Aus dem Implantate-Skandal wissen wir, dass Brüste regelmäßig nachoperiert werden müssen. Durch jede Operation geht Empfindungsvermögen verloren. Brüste sind extrem wichtig für guten, orgasmischen Sex! Mit 21 hat man das womöglich noch nicht herausgefunden. Angelinas Entscheidung gibt ein katastrophales Vorbild.
BIRGIT KÜBLER, Regensburg
Wie ein Parkplatz
■ betr.: „Angelinas Entscheidung“, taz vom 15. 5. 13
Das gefundene Gen ist kein „Krebs-Gen“, sondern wurde häufiger gefunden bei Menschen, in deren Familie überdurchschnittlich häufig zum Beispiel Brustkrebs auftritt, den Begriff „familiäre Disposition“ verwendete man „früher“ dafür. Das ist bildlich gesprochen wie ein Parkplatz: Ob auf dem ein Auto parkt, hängt von sehr vielen Faktoren ab.
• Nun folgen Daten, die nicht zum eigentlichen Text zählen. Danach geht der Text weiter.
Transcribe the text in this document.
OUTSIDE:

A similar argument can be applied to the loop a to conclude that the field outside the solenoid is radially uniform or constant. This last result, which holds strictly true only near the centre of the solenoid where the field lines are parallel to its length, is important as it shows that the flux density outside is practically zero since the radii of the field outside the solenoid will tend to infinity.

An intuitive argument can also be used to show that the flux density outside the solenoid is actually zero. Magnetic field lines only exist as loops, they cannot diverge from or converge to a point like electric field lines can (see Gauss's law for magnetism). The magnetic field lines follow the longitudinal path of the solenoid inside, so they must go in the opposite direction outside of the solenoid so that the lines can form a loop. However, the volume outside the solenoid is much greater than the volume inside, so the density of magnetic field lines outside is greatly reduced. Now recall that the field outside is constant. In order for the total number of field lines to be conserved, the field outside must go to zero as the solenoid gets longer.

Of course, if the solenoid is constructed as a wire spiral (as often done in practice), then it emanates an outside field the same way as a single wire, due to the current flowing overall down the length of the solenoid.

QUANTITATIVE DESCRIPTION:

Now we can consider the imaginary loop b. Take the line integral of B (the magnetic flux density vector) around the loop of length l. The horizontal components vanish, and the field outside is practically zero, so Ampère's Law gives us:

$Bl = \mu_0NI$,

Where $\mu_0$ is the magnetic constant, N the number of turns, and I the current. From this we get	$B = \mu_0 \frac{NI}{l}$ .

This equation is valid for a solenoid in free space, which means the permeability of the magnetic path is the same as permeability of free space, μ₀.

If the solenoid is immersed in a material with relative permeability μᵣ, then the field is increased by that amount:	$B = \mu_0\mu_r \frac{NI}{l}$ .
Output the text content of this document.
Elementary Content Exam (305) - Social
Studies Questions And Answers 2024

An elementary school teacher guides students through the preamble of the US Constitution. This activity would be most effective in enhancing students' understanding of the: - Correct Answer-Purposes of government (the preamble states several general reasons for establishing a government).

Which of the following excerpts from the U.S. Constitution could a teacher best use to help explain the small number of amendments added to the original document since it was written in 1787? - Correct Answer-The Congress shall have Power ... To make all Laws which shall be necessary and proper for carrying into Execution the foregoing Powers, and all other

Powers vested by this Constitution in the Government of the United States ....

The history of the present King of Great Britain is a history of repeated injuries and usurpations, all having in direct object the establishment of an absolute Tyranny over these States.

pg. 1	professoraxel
Wenn noch ein paar weitere Gene mit Etiketten versehen werden und noch mehr Menschen „Ursache mit Wirkung“ verwechseln, sind die Krankenhäuser und Bestattungsunternehmen bald der Zukunftsmarkt schlechthin. Da ist einiges mehr an Respekt und Vertrauen für und in den Organismus angebracht. Und ein paar grundlegende Überlegungen darüber, was Krankheit darstellt.
Der Mensch ist (noch) keine Maschine, die „kaputt“geht; er ist ein hochflexibles organisches Gebilde.